In 1995 the company formed Philips Consumer Communications (PCC) in an attempt to compete in the cellular equipment market. In 1997, Lucent Technologies folded its retail telephone equipment business into PCC. By the end of 1988, the venture had lost more than US$500 million, and Lucent withdrew from the venture.
The company sold its 75 percent owned PolyGram unit and announced the closure of about a quarter of its worldwide factories by 2002. Nevertheless the virtual meltdown of Asian financial markets and the consequent decline of Asian and Latin American demand for Philips products contributed to a 56 percent decline in operating income for 1998. By 1999, the company's income had increased substantially. Philips Electronics also changed its name to Koninklijke Philips Electronics NV.
By 2000, Philips was enjoying the boom in electronic products seen by other electronics and telecommunications companies. Its yearly results were outstanding. Sales rose by 20 percent and income increased from EUR 1.8 billion to EUR 9.6 billion. It appeared that Philips had finally overcome the problems that had afflicted it during the preceding decade.

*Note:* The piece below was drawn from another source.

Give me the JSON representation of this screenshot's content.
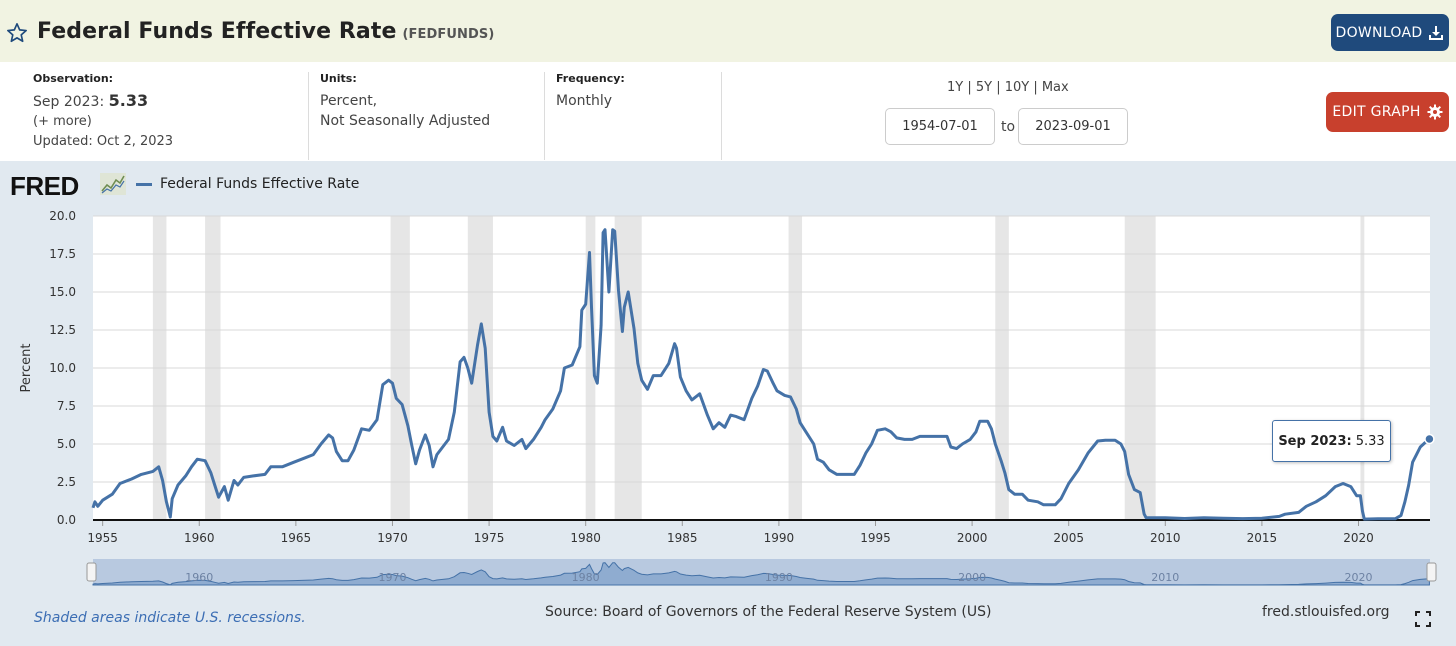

By 2001, however, the bottom had dropped out of the Internet and the telecommunications markets. The September terrorist attacks on the United States, further worsened the environment for Philips' sales. The consequences for Philips were disastrous. Its full-year sales declined by 15 percent, and it recorded a record loss of EUR 2.6 billion.
Even before the end of the year, restructuring began again. An additional 10 percent of the workforce had been slashed by the end of 2001. The company indicated that job cuts and additional outsourcing would proceed in 2002. To increase revenues, Philips launched a DVD recorder in 2001. In 2002, it announced marketing and distribution deals with Nike, AOL Time Warner, and Dell Computers.
The company reported a EUR 9 million profit during the first quarter of 2002 and predicted a full-year profit. It was just possible that Philips was again on its way toward recovery.
Principal Subsidiaries:ADAC Laboratories, Inc. (100%); Atos Origin (49%); LG Philips LCD Co. (50%); MedQuist (71%); Origin BV (98%); Philips Electronics North America Corp. (100%); Philips Oral Healthcare, Inc. (100%); Taiwan Semiconductor Manufacturing Co. (23%); VLSI Technology, Inc. (100%).
Principal Competitors:Hitachi; Matsushita; Sony; Fujitsu; NEC; Siemens.